As of May 2nd, 2020 KulaBrands’ share offering closed, netting $97,279 from 192 investors.

Prompted by TruCrowd’s SEC settlement, which for the record has nothing to do with KulaBrands, I thought we’d revisit KulaBrands offering and see where it’s at.

For those unfamiliar with the company, KulaBrands is run by co-founder Peter Gantner (right).

KulaBrands is essentially a crowdfunding platform, manipulated through an MLM business opportunity (affiliates vote on what to crowdfund and then do the funding).

This manipulation differentiates typical crowdfunding, by way of backers having a vested financial interest.

As to the ethics of the KulaBrands concept, legitimate crowdfunding sees projects succeed or fail based on public interest.

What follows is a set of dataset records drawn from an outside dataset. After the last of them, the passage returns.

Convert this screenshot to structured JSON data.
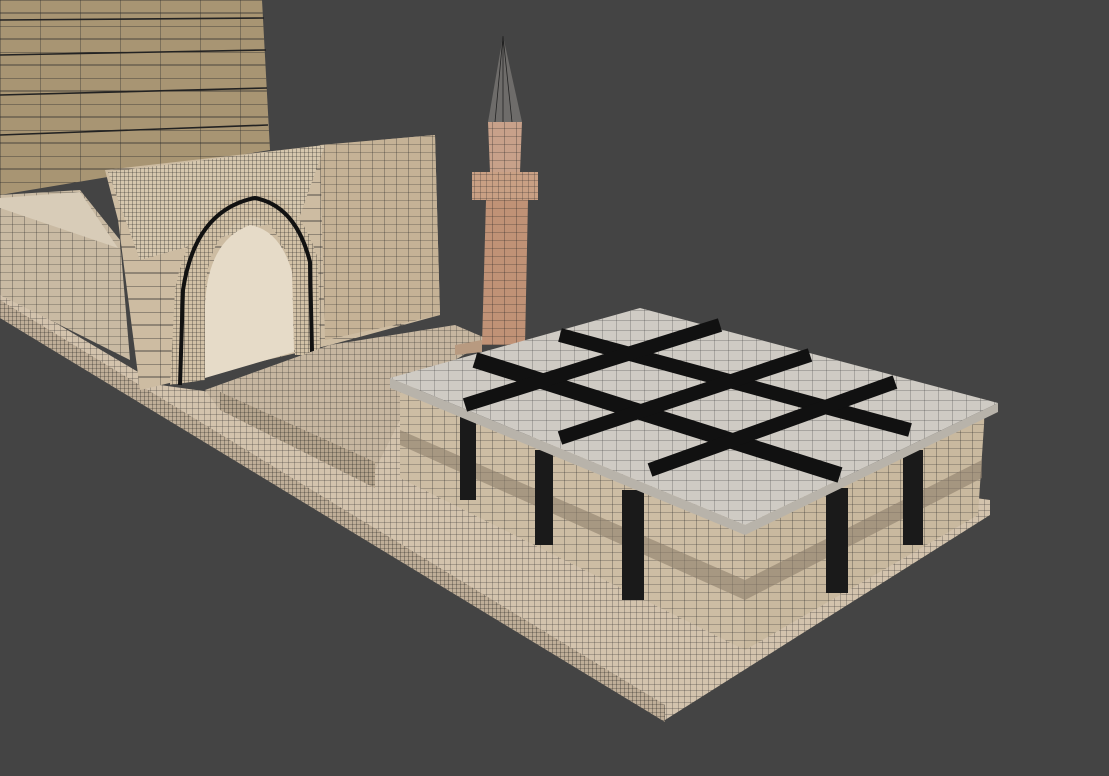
{
  "viewport": {
    "background": "#444444",
    "display_mode": "textured-wireframe",
    "wire_color": "#111111"
  },
  "scene": {
    "objects": [
      {
        "name": "back-wall-panel",
        "material": "sandstone-blocks",
        "color": "#a89573"
      },
      {
        "name": "perimeter-wall-left",
        "material": "limestone",
        "color": "#c9baa3"
      },
      {
        "name": "portal-gate",
        "material": "limestone",
        "color": "#cdbca2"
      },
      {
        "name": "pointed-arch",
        "material": "limestone",
        "color": "#d2c1a6"
      },
      {
        "name": "minaret",
        "material": "terracotta",
        "color": "#c09276"
      },
      {
        "name": "courtyard-ramp",
        "material": "stone-pavers",
        "color": "#c6b6a0"
      },
      {
        "name": "mosque-building",
        "material": "limestone",
        "color": "#cdbda4"
      },
      {
        "name": "mosque-roof",
        "material": "marble",
        "color": "#cfcbc4"
      },
      {
        "name": "ground-platform",
        "material": "stone-pavers",
        "color": "#d3c3ad"
      }
    ]
  }
}
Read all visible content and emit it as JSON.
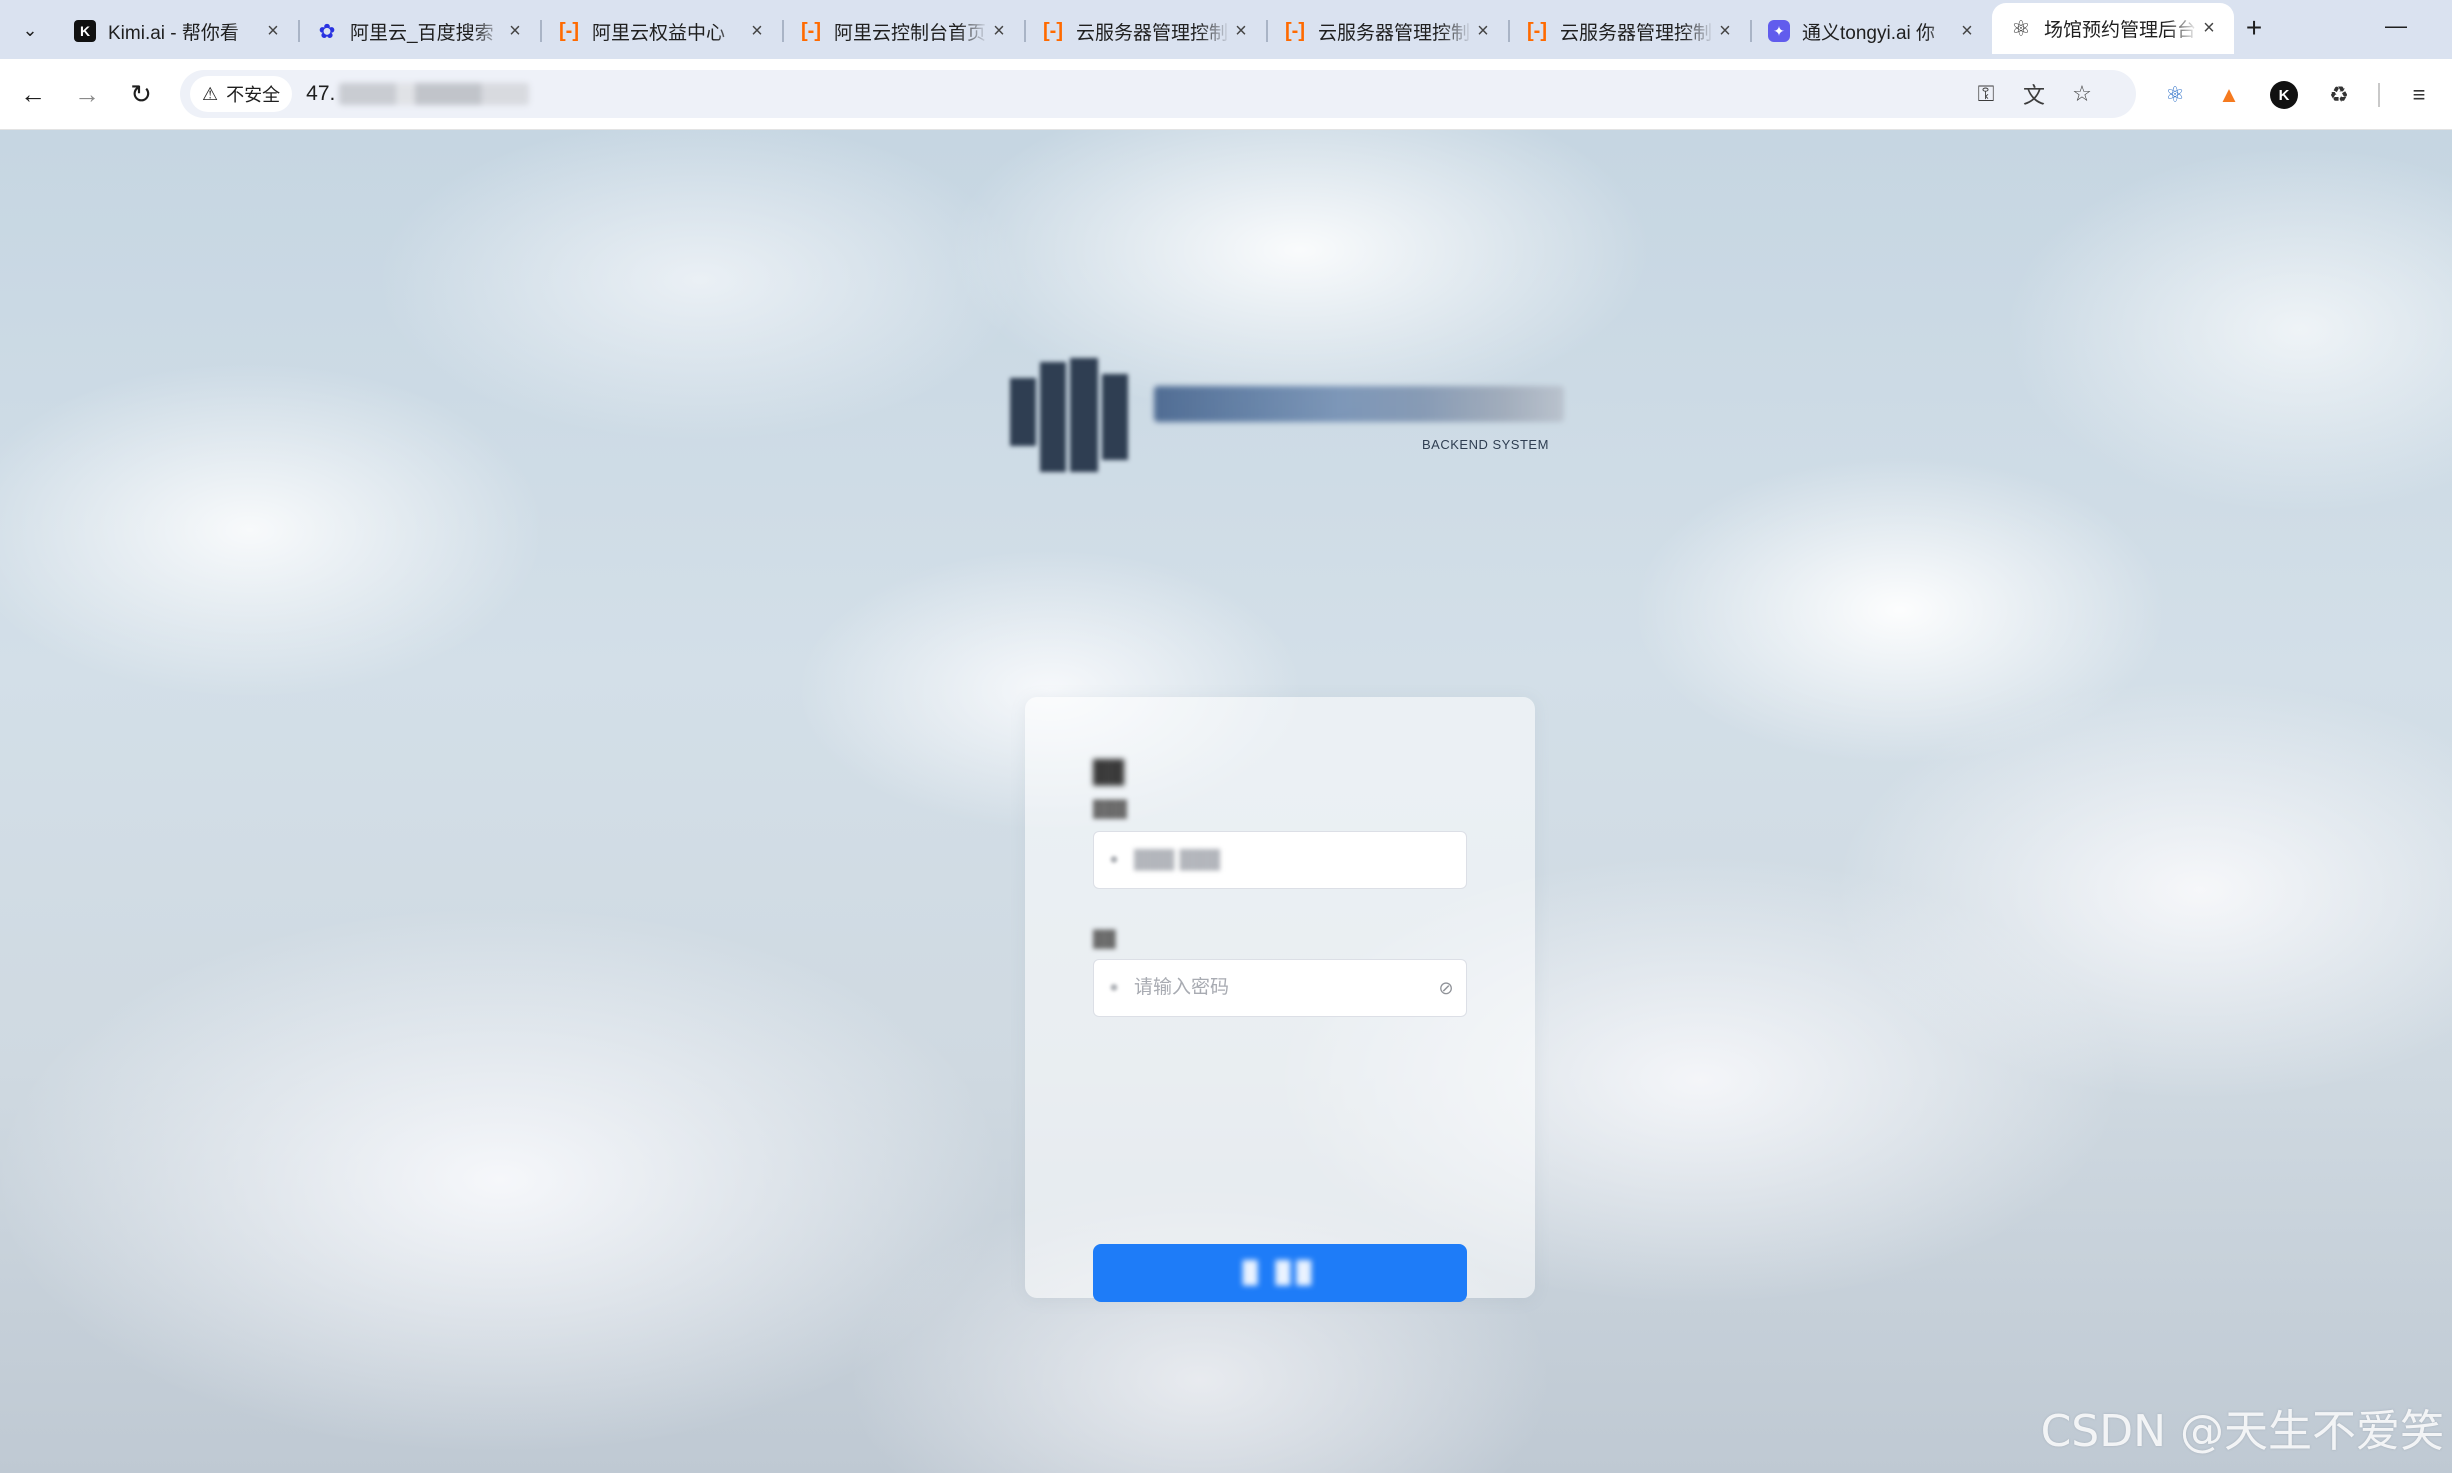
{
  "browser": {
    "tabs": [
      {
        "title": "Kimi.ai - 帮你看",
        "icon": "kimi-icon",
        "active": false
      },
      {
        "title": "阿里云_百度搜索",
        "icon": "baidu-paw-icon",
        "active": false
      },
      {
        "title": "阿里云权益中心",
        "icon": "aliyun-icon",
        "active": false
      },
      {
        "title": "阿里云控制台首页",
        "icon": "aliyun-icon",
        "active": false
      },
      {
        "title": "云服务器管理控制",
        "icon": "aliyun-icon",
        "active": false
      },
      {
        "title": "云服务器管理控制",
        "icon": "aliyun-icon",
        "active": false
      },
      {
        "title": "云服务器管理控制",
        "icon": "aliyun-icon",
        "active": false
      },
      {
        "title": "通义tongyi.ai 你",
        "icon": "tongyi-icon",
        "active": false
      },
      {
        "title": "场馆预约管理后台",
        "icon": "react-icon",
        "active": true
      }
    ],
    "security_label": "不安全",
    "url_visible": "47.",
    "extensions": [
      "react-devtools-icon",
      "metamask-fox-icon",
      "k-extension-icon",
      "extensions-puzzle-icon",
      "reading-list-icon"
    ]
  },
  "page": {
    "logo_subtitle": "BACKEND SYSTEM",
    "login": {
      "password_placeholder": "请输入密码"
    }
  },
  "watermark": "CSDN @天生不爱笑",
  "colors": {
    "primary_button": "#1e7cf8",
    "active_tab": "#ffffff",
    "tabstrip": "#dae2f0"
  }
}
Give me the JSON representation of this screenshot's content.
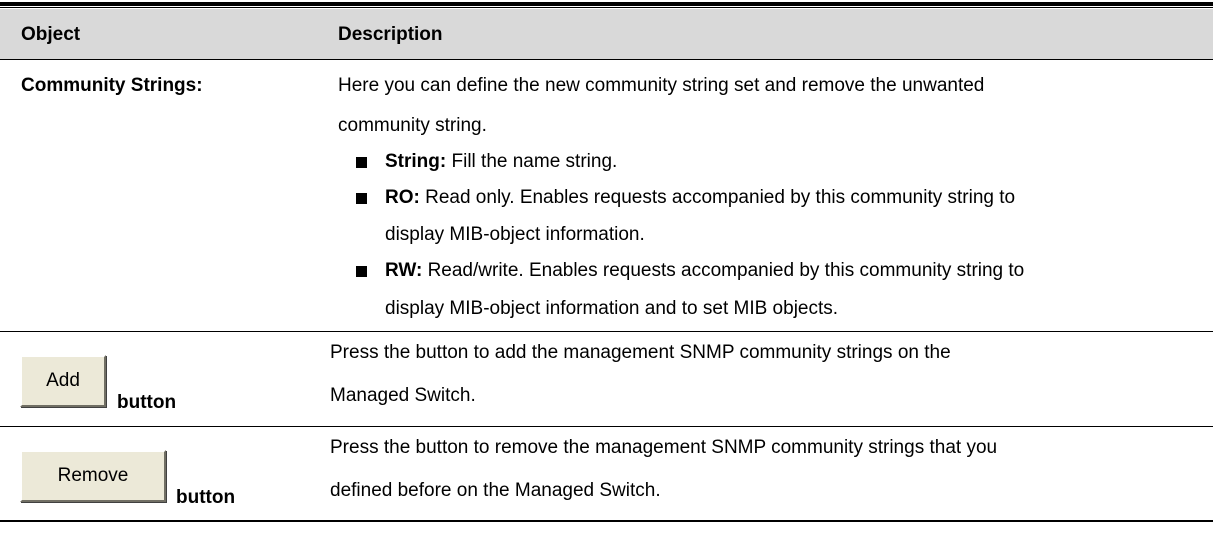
{
  "header": {
    "object": "Object",
    "description": "Description"
  },
  "rows": [
    {
      "object": "Community Strings:",
      "description_lines": [
        "Here you can define the new community string set and remove the unwanted",
        "community string."
      ],
      "bullets": [
        {
          "term": "String:",
          "lines": [
            "Fill the name string."
          ]
        },
        {
          "term": "RO:",
          "lines": [
            "Read only. Enables requests accompanied by this community string to",
            "display MIB-object information."
          ]
        },
        {
          "term": "RW:",
          "lines": [
            "Read/write. Enables requests accompanied by this community string to",
            "display MIB-object information and to set MIB objects."
          ]
        }
      ]
    },
    {
      "button_label": "Add",
      "object_suffix": "button",
      "description_lines": [
        "Press the button to add the management SNMP community strings on the",
        "Managed Switch."
      ]
    },
    {
      "button_label": "Remove",
      "object_suffix": "button",
      "description_lines": [
        "Press the button to remove the management SNMP community strings that you",
        "defined before on the Managed Switch."
      ]
    }
  ]
}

The general concept is crappy ideas don’t get funded.

Through KulaBrands, it’s entirely possible that a crappy idea will get funded, based on projected ROIs rather than the merits of the product or service itself.

Anyway, getting back to KulaBrands’ virtual share offering; in September 2017 the company announced it was hoping to launch a $40,000 IPO.

As of January 2022, that hasn’t materialized. KulaBrands never went public.

In early 2019 KulaBrands launched HealX Nutrition, a standalone MLM CBD offering.

HealX Nutrition’s website is currently down and the company is “not processing orders”.

As noted by BehindMLM, in 2016 KulaBrands generated $33,981 in losses.

Looking at KulaBrands’ latest Annual report, filed April 2020 for the year 2019, the company generated $330,746 in losses.

That’s up from $51,374 in losses in 2018. And KulaBrands also has an additional half a million in “long term debt”.

Long story short, KulaBrands has remained unprofitable and continues to generate losses.

Alexa traffic estimates reveal that, throughout most of 2021, KulaBrands’ website traffic was non-existent:

KulaBrands last official Facebook post was a Christmas profile picture change on December 9th. The post prior to that is dated April 26th, 2021.

Anyone gullible enough to invest in KulaBrands back in 2017 want to weigh in? Or is that $97,279, along with whatever else people threw into KulaBrands, quietly lost?